>>331I am not upholding any opinion. People who join all those screaming identity groups on the internet aren't cookie-cutter members. Don't you think this is strange that so-many "non-white" or "whyte" people are still /pol/tards? The feeling of being a free individual is not innate. People are consumed by paranoia that the State, capitalism/communism, or the secret enemy is here to cut their throat the second they lose their group and get isolated. Opinions don't matter: this is the unnatural unhealthiness I was talking about. After WW2, Huxley wrote:
>Such, then, was Hitler's opinion of humanity in the mass. It was a very low opinion. Was it also an incorrect opinion? The tree is known by its fruits, and a theory of human nature which inspired the kind of techniques that proved so horribly effective must contain at least an element of truth. Virtue and intelligence belong to human beings as individuals freely associating with other individuals in small groups. So do sin and stupidity. But the subhuman mindlessness to which the demagogue makes his appeal, the moral imbecility on which he relies when he goads his victims into action, are characteristic not of men and women as individuals, but of men and women in masses. Mindlessness and moral idiocy are not characteristically human attributes; they are symptoms of herd-poisoning. In all the world's higher religions, salvation and enlightenment are for individuals. The kingdom of heaven is within the mind of a person, not within the collective mindlessness of a crowd. Christ promised to be present where two or three are gathered together. He did not say anything about being present where thousands are intoxicating one another with herd-poison. Under the Nazis enormous numbers of people were compelled to spend an enormous amount of time marching in serried ranks from point A to point B and back again to point A. "This keeping of the whole population on the march seemed to be a senseless waste of time and energy. Only much later," adds Hermann Rauschning, "was there revealed in it a subtle intention based on a well-judged adjustment of ends and means. Marching diverts men's thoughts. Marching kills thought. Marching makes an end of individuality. Marching is the indispensable magic stroke performed in order to accustom the people to a mechanical, quasi-ritualistic activity until it becomes second nature."
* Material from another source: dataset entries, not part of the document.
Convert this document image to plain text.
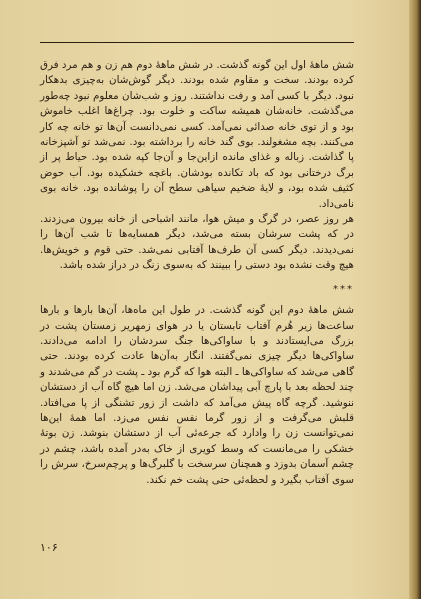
شش ماههٔ اول این گونه گذشت. در شش ماههٔ دوم هم زن و هم مرد فرق کرده بودند. سخت و مقاوم شده بودند. دیگر گوش‌شان به‌چیزی بدهکار نبود. دیگر با کسی آمد و رفت نداشتند. روز و شب‌شان معلوم نبود چه‌طور می‌گذشت. خانه‌شان همیشه ساکت و خلوت بود. چراغ‌ها اغلب خاموش بود و از توی خانه صدائی نمی‌آمد. کسی نمی‌دانست آن‌ها تو خانه چه کار می‌کنند. بچه مشغولند. بوی گند خانه را برداشته بود. نمی‌شد تو آشپزخانه پا گذاشت. زباله و غذای مانده ازاین‌جا و آن‌جا کپه شده بود. حیاط پر از برگ درختانی بود که باد تکانده بودشان. باغچه خشکیده بود. آب حوض کثیف شده بود، و لایهٔ ضخیم سیاهی سطح آن را پوشانده بود. خانه بوی نامی‌داد.

هر روز عصر، در گرگ و میش هوا، مانند اشباحی از خانه بیرون می‌زدند. در که پشت سرشان بسته می‌شد، دیگر همسایه‌ها تا شب آن‌ها را نمی‌دیدند. دیگر کسی آن طرف‌ها آفتابی نمی‌شد. حتی قوم و خویش‌ها. هیچ وقت نشده بود دستی را ببینند که به‌سوی زنگ در دراز شده باشد.

***

شش ماههٔ دوم این گونه گذشت. در طول این ماه‌ها، آن‌ها بارها و بارها ساعت‌ها زیر هُرم آفتاب تابستان یا در هوای زمهریر زمستان پشت در بزرگ می‌ایستادند و با ساواکی‌ها جنگ سردشان را ادامه می‌دادند. ساواکی‌ها دیگر چیزی نمی‌گفتند. انگار به‌آن‌ها عادت کرده بودند. حتی گاهی می‌شد که ساواکی‌ها ـ البته هوا که گرم بود ـ پشت در گم می‌شدند و چند لحظه بعد با پارچ آبی پیداشان می‌شد. زن اما هیچ گاه آب از دستشان ننوشید. گرچه گاه پیش می‌آمد که داشت از زور تشنگی از پا می‌افتاد. قلبش می‌گرفت و از زور گرما نفس نفس می‌زد. اما همهٔ این‌ها نمی‌توانست زن را وادارد که جرعه‌ئی آب از دستشان بنوشد. زن بوتهٔ خشکی را می‌مانست که وسط کویری از خاک به‌در آمده باشد، چشم در چشم آسمان بدوزد و همچنان سرسخت با گلبرگ‌ها و پرچم‌سرخ، سرش را سوی آفتاب بگیرد و لحظه‌ئی حتی پشت خم نکند.

۱۰۶
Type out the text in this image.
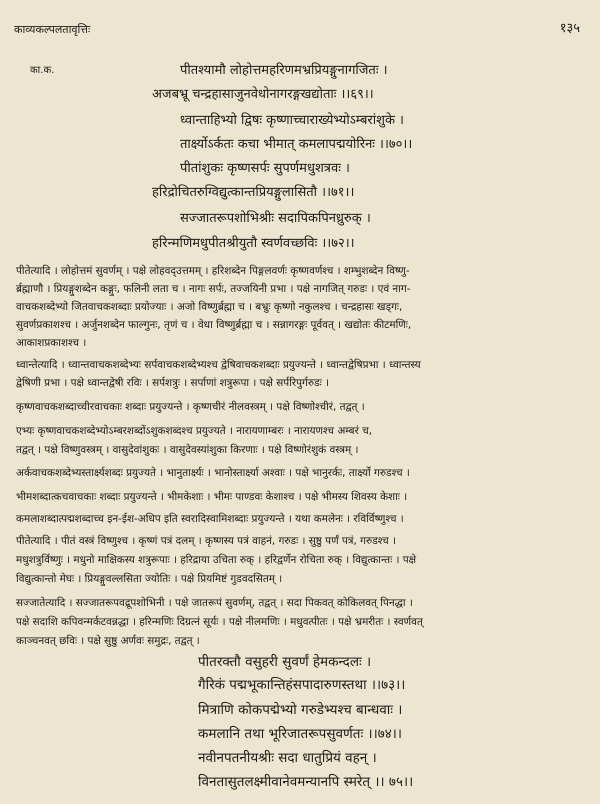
काव्यकल्पलतावृत्तिः	१३५
का.क.	पीतश्यामौ लोहोत्तमहरिणमभ्रप्रियङ्गुनागजितः ।
अजबभ्रू चन्द्रहासाजुनवेधोनागरङ्गखद्योताः ।।६९।।
ध्वान्ताहिभ्यो द्विषः कृष्णाच्चाराख्येभ्योऽम्बरांशुके ।
तार्क्ष्योऽर्कतः कचा भीमात् कमलापद्मयोरिनः ।।७०।।
पीतांशुकः कृष्णसर्पः सुपर्णमधुशत्रवः ।
हरिद्रोचितरुग्विद्युत्कान्तप्रियङ्गुलासितौ ।।७१।।
सज्जातरूपशोभिश्रीः सदापिकपिनध्रुरुक् ।
हरिन्मणिमधुपीतश्रीयुतौ स्वर्णवच्छविः ।।७२।।
पीतेत्यादि । लोहोत्तमं सुवर्णम् । पक्षे लोहवद्उत्तमम् । हरिशब्देन पिङ्गलवर्णः कृष्णवर्णश्च । शम्भुशब्देन विष्णु-
र्ब्रह्माणौ । प्रियङ्गुशब्देन कङ्गुः, फलिनी लता च । नागः सर्पः, तज्जयिनी प्रभा । पक्षे नागजित् गरुडः । एवं नाग-
वाचकशब्देभ्यो जितवाचकशब्दाः प्रयोज्याः । अजो विष्णुर्ब्रह्मा च । बभ्रुः कृष्णो नकुलश्च । चन्द्रहासः खड्गः,
सुवर्णप्रकाशश्च । अर्जुनशब्देन फाल्गुनः, तृणं च । वेधा विष्णुर्ब्रह्मा च । सन्नागरङ्गः पूर्ववत् । खद्योतः कीटमणिः,
आकाशप्रकाशश्च ।
ध्वान्तेत्यादि । ध्वान्तवाचकशब्देभ्यः सर्पवाचकशब्देभ्यश्च द्वेषिवाचकशब्दाः प्रयुज्यन्ते । ध्वान्तद्वेषिप्रभा । ध्वान्तस्य
द्वेषिणी प्रभा । पक्षे ध्वान्तद्वेषी रविः । सर्पशत्रुः । सर्पाणां शत्रुरूपा । पक्षे सर्परिपुर्गरुडः ।
कृष्णवाचकशब्दाच्चीरवाचकाः शब्दाः प्रयुज्यन्ते । कृष्णचीरं नीलवस्त्रम् । पक्षे विष्णोश्चीरं, तद्वत् ।
एभ्यः कृष्णवाचकशब्देभ्योऽम्बरशब्दोंऽशुकशब्दश्च प्रयुज्यते । नारायणाम्बरः । नारायणश्च अम्बरं च,
तद्वत् । पक्षे विष्णुवस्त्रम् । वासुदेवांशुकः । वासुदेवस्यांशुका किरणाः । पक्षे विष्णोरंशुकं वस्त्रम् ।
अर्कवाचकशब्देभ्यस्तार्क्ष्यशब्दः प्रयुज्यते । भानुतार्क्ष्यः । भानोस्तार्क्ष्या अश्वाः । पक्षे भानुरर्कः, तार्क्ष्यो गरुडश्च ।
भीमशब्दात्कचवाचकाः शब्दाः प्रयुज्यन्ते । भीमकेशाः । भीमः पाण्डवः केशाश्च । पक्षे भीमस्य शिवस्य केशाः ।
कमलाशब्दात्पद्मशब्दाच्च इन-ईश-अधिप इति स्वरादिस्वामिशब्दाः प्रयुज्यन्ते । यथा कमलेनः । रविर्विष्णुश्च ।
पीतेत्यादि । पीतं वस्त्रं विष्णुश्च । कृष्णं पत्रं दलम् । कृष्णस्य पत्रं वाहनं, गरुडः । सुष्ठु पर्णं पत्रं, गरुडश्च ।
मधुशत्रुर्विष्णुः । मधुनो माक्षिकस्य शत्रुरूपाः । हरिद्राया उचिता रुक् । हरिद्वर्णेन रोचिता रुक् । विद्युत्कान्तः । पक्षे
विद्युत्कान्तो मेघः । प्रियङ्गुवल्लसिता ज्योतिः । पक्षे प्रियमिष्टं गुडवदसितम् ।
सज्जातेत्यादि । सज्जातरूपवद्रूपशोभिनी । पक्षे जातरूपं सुवर्णम्, तद्वत् । सदा पिकवत् कोकिलवत् पिनद्धा ।
पक्षे सदाशि कपिवन्मर्कटवन्नद्धा । हरिन्मणिः दिग्रत्नं सूर्यः । पक्षे नीलमणिः । मधुवत्पीतः । पक्षे भ्रमरीतः । स्वर्णवत्
काञ्चनवत् छविः । पक्षे सुष्ठु अर्णवः समुद्रः, तद्वत् ।
पीतरक्तौ वसुहरी सुवर्णं हेमकन्दलः ।
गैरिकं पद्मभूकान्तिहंसपादारुणस्तथा ।।७३।।
मित्राणि कोकपद्मेभ्यो गरुडेभ्यश्च बान्धवाः ।
कमलानि तथा भूरिजातरूपसुवर्णतः ।।७४।।
नवीनपतनीयश्रीः सदा धातुप्रियं वहन् ।
विनतासुतलक्ष्मीवानेवमन्यानपि स्मरेत् ।। ७५।।
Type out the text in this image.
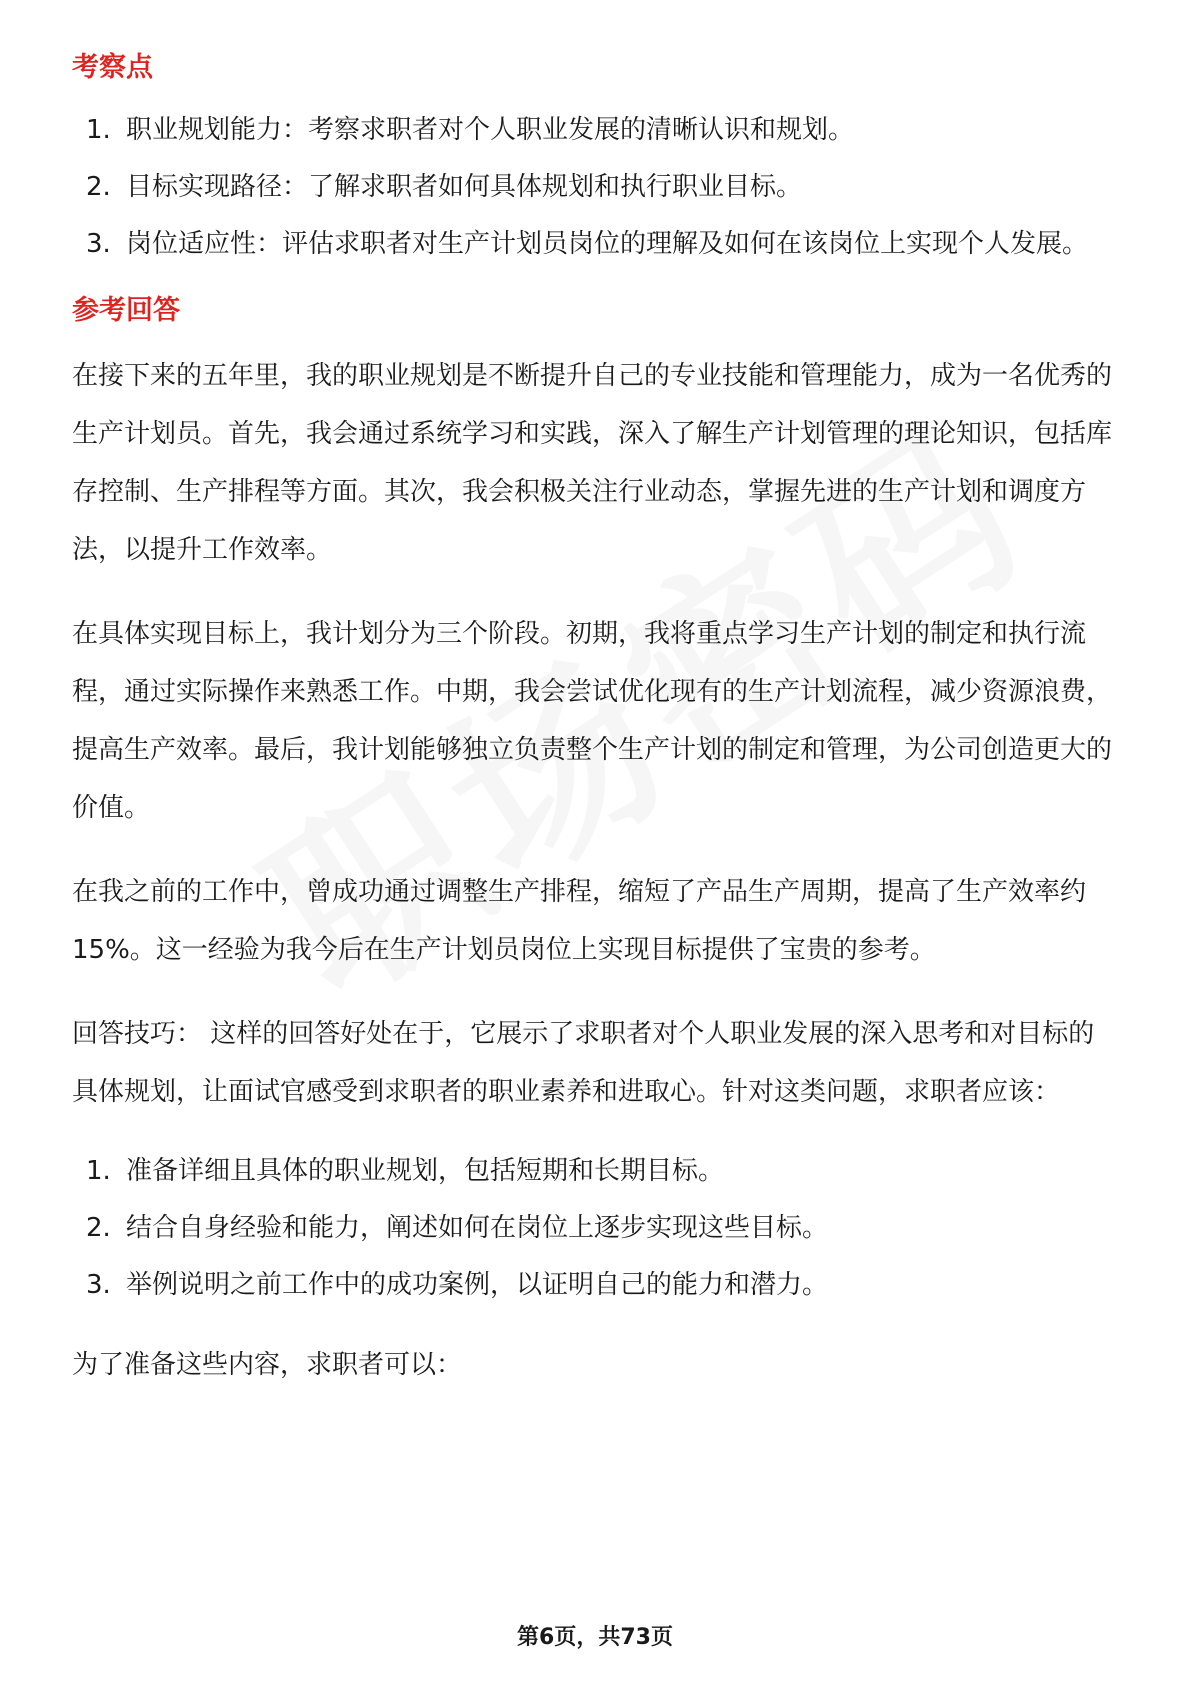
考察点
1. 职业规划能力：考察求职者对个人职业发展的清晰认识和规划。
2. 目标实现路径：了解求职者如何具体规划和执行职业目标。
3. 岗位适应性：评估求职者对生产计划员岗位的理解及如何在该岗位上实现个人发展。
参考回答

在接下来的五年里，我的职业规划是不断提升自己的专业技能和管理能力，成为一名优秀的生产计划员。首先，我会通过系统学习和实践，深入了解生产计划管理的理论知识，包括库存控制、生产排程等方面。其次，我会积极关注行业动态，掌握先进的生产计划和调度方法，以提升工作效率。

在具体实现目标上，我计划分为三个阶段。初期，我将重点学习生产计划的制定和执行流程，通过实际操作来熟悉工作。中期，我会尝试优化现有的生产计划流程，减少资源浪费，提高生产效率。最后，我计划能够独立负责整个生产计划的制定和管理，为公司创造更大的价值。

在我之前的工作中，曾成功通过调整生产排程，缩短了产品生产周期，提高了生产效率约15%。这一经验为我今后在生产计划员岗位上实现目标提供了宝贵的参考。

回答技巧： 这样的回答好处在于，它展示了求职者对个人职业发展的深入思考和对目标的具体规划，让面试官感受到求职者的职业素养和进取心。针对这类问题，求职者应该：

1. 准备详细且具体的职业规划，包括短期和长期目标。
2. 结合自身经验和能力，阐述如何在岗位上逐步实现这些目标。
3. 举例说明之前工作中的成功案例，以证明自己的能力和潜力。

为了准备这些内容，求职者可以：

第6页，共73页
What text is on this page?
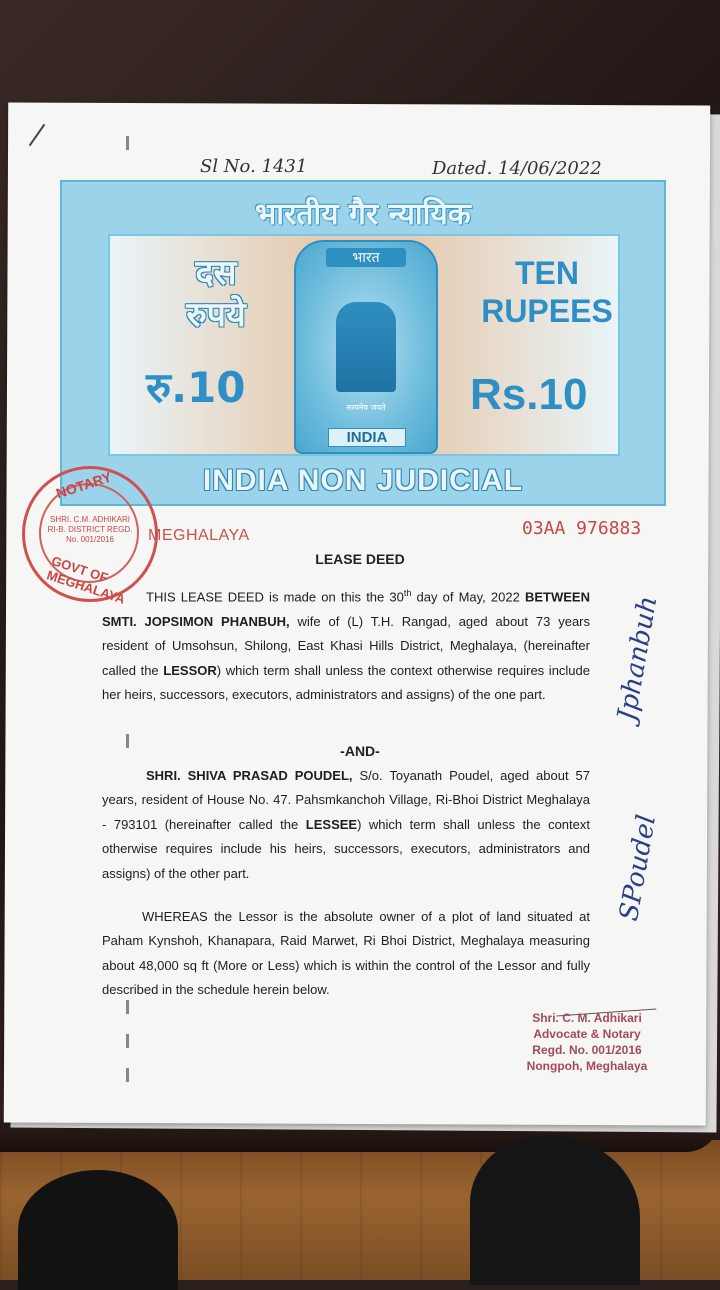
Sl No. 1431	Dated. 14/06/2022
भारतीय गैर न्यायिक
दस
रुपये
रु.10
भारत
सत्यमेव जयते
INDIA
TEN
RUPEES
Rs.10
INDIA NON JUDICIAL
NOTARY
SHRI. C.M. ADHIKARI RI-B. DISTRICT REGD. No. 001/2016
GOVT OF MEGHALAYA
MEGHALAYA	03AA 976883
LEASE DEED
THIS LEASE DEED is made on this the 30th day of May, 2022 BETWEEN SMTI. JOPSIMON PHANBUH, wife of (L) T.H. Rangad, aged about 73 years resident of Umsohsun, Shilong, East Khasi Hills District, Meghalaya, (hereinafter called the LESSOR) which term shall unless the context otherwise requires include her heirs, successors, executors, administrators and assigns) of the one part.
-AND-
SHRI. SHIVA PRASAD POUDEL, S/o. Toyanath Poudel, aged about 57 years, resident of House No. 47. Pahsmkanchoh Village, Ri-Bhoi District Meghalaya - 793101 (hereinafter called the LESSEE) which term shall unless the context otherwise requires include his heirs, successors, executors, administrators and assigns) of the other part.
WHEREAS the Lessor is the absolute owner of a plot of land situated at Paham Kynshoh, Khanapara, Raid Marwet, Ri Bhoi District, Meghalaya measuring about 48,000 sq ft (More or Less) which is within the control of the Lessor and fully described in the schedule herein below.
Jphanbuh
SPoudel
Shri. C. M. Adhikari
Advocate & Notary
Regd. No. 001/2016
Nongpoh, Meghalaya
>From his point of view and at the level where he had chosen to do his dreadful work, Hitler was perfectly correct in his estimate of human nature. To those of us who look at men and women as individuals rather than as members of crowds, or of regimented collectives, he seems hideously wrong. In an age of accelerating over-population, of accelerating over-organization and ever more efficient means of mass communication, how can we preserve the integrity and reassert the value of the human individual? This is a question that can still be asked and perhaps effectively answered. A generation from now it may be too late to find an answer and perhaps impossible, in the stifling collective climate of that future time, even to ask the question. He was afraid we end up in a society flooded in so much noise we wouldn't be able to keep our individuality any more. My final question was, in this day and age, what kind of lifesaver could help those people who are crushed by internal contradictions to get back that freedom.
As for the middle ground, I could have stayed vague, but if I mentioned Ken Bone, it is because he is a breathing middle ground, and if he became a meme, it means he's not, by far, an oddity. And it is not because he didn't want to choose between the two mainstream and tinfoil choices that he believed he was worth more than others. Even the contrary: he was dubbed Mr. Normal. Mr. Normal, the norm, is not represented.
You should realize that I am not trying to feel superior to others or venting because I supposedly can't argue on the Internet. Even here, I am not trying to prove you any point. I just answered the questions you were asking by pure courtesy. But I think I wrote enough now and I do not wish to continue.